De l’imagination avant toute chose
8Il faut reconnaître que Diderot ne demande plus à un texte philosophique d’être seulement vrai mais d’être « intéressant » selon le sens qu’il a au xviiie siècle et de s’adresser à l’imagination. Il définit certes l’imagination comme la faculté « de se rappeler des images » (De la poésie dramatique, LV, IV, 1299), « de se peindre des objets absents comme s’ils étaient présents », mais il lui reconnaît une fonction dans l’activité de l’entendement puisqu’elle permet « d’attacher un mot abstrait à un corps. » (LV, I, 1292). C’est elle qui redonne aux mots leur signification que l’usage réduit à n’être que des sons et des sensations, en descendant « des mots aux images », aux « tableaux » d’où viennent les notions abstraites. (LV, IV, 1299-1300). En identifiant l’imagination à un « toucher qui se diversifie dans la nature animée en une infinité de manières et de degrés qui s’appelle dans l’homme voir, entendre, flairer, goûter et sentir » (idem), il en fait la matrice des cinq sens. Mais le sens qui est par excellence celui de l’imagination est la vue, « l’œil intérieur ». L’imagination voit comme l’œil extérieur voit. « Comme », c’est dire qu’il n’y a pas de différence entre les images de l’imagination et celle de la perception visuelle. C’est dire aussi qu’elle dispose l’œil à croire que les objets sont là où ils ne sont pas. (LV, I, 1292-193). On dirait que l’imagination a une propension à halluciner. C’est pourquoi « les images du rêve sont très souvent plus voisines et plus fortes que les images réelles » (ibidem, 1294) et que Diderot y a recours. Comme l’a vu Aram Vartanian, le rêve est, paradoxalement, une expérience qui multiplie la sensibilité [10].

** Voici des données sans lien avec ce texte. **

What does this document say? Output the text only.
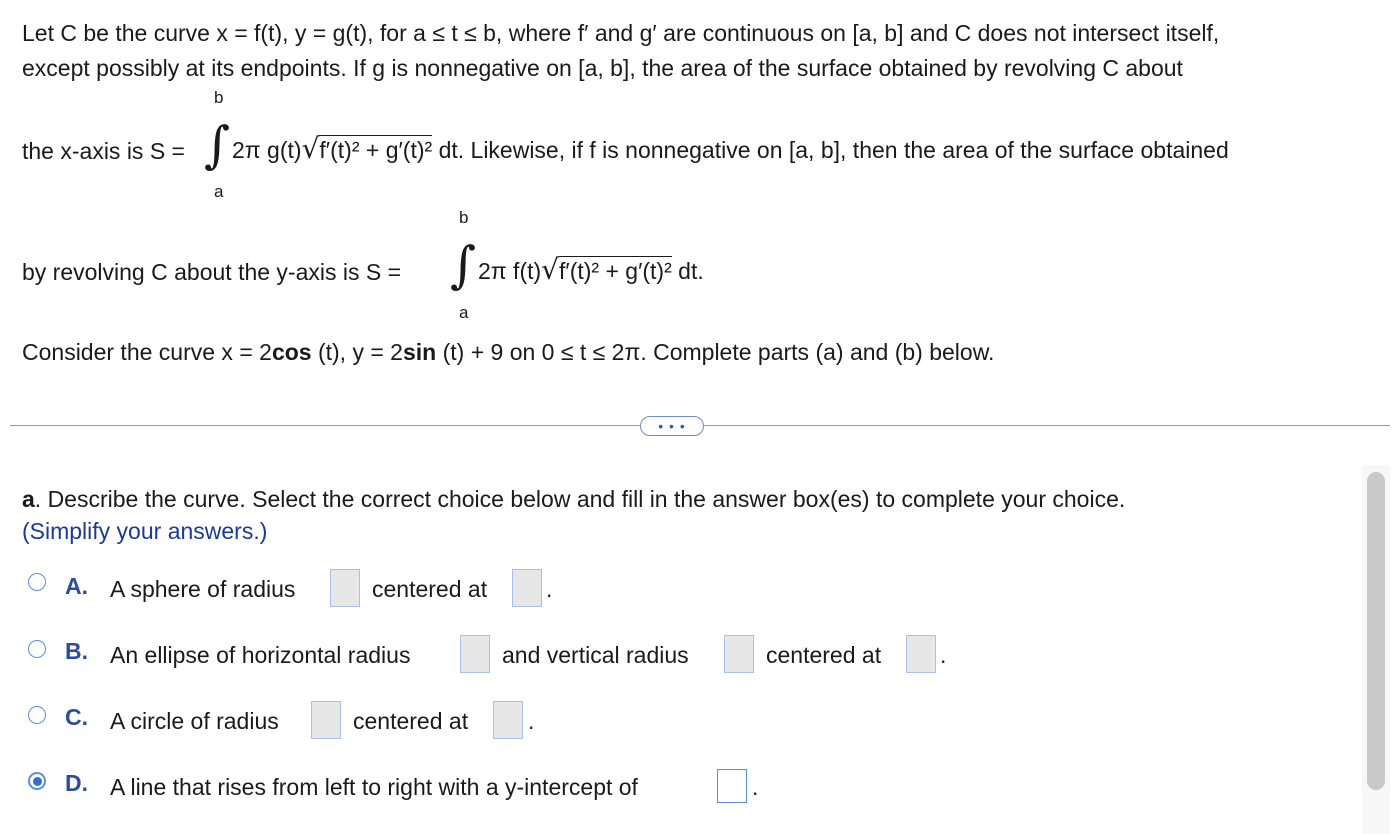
Let C be the curve x = f(t), y = g(t), for a ≤ t ≤ b, where f′ and g′ are continuous on [a, b] and C does not intersect itself,
except possibly at its endpoints. If g is nonnegative on [a, b], the area of the surface obtained by revolving C about
b
a
the x-axis is S = ∫ 2π g(t)√f′(t)² + g′(t)² dt. Likewise, if f is nonnegative on [a, b], then the area of the surface obtained
b
a
by revolving C about the y-axis is S = ∫ 2π f(t)√f′(t)² + g′(t)² dt.
Consider the curve x = 2cos (t), y = 2sin (t) + 9 on 0 ≤ t ≤ 2π. Complete parts (a) and (b) below.
• • •
a. Describe the curve. Select the correct choice below and fill in the answer box(es) to complete your choice.
(Simplify your answers.)
A. A sphere of radius	centered at	.
B. An ellipse of horizontal radius	and vertical radius	centered at	.
C. A circle of radius	centered at	.
D. A line that rises from left to right with a y-intercept of	.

9Dans ce cas, l’imagination n’est pas tant distinguée de l’entendement qu’elle n’est ce qui l’ouvre à des expériences et des possibles, grâce et à la plasticité des images dont il dispose. La capacité de celui qui imagine à se promener dans ses images [11] permet d’introduire des récits. Cette analyse fait comprendre que la poésie et la philosophie communiquent, selon « l’analogie de la vérité et de la fiction » (LV, IV, 1300) et là où les notions ne peuvent se prévaloir de l’expérience sensible, de construire des objets et des situations qui leur donnent présence et réalité.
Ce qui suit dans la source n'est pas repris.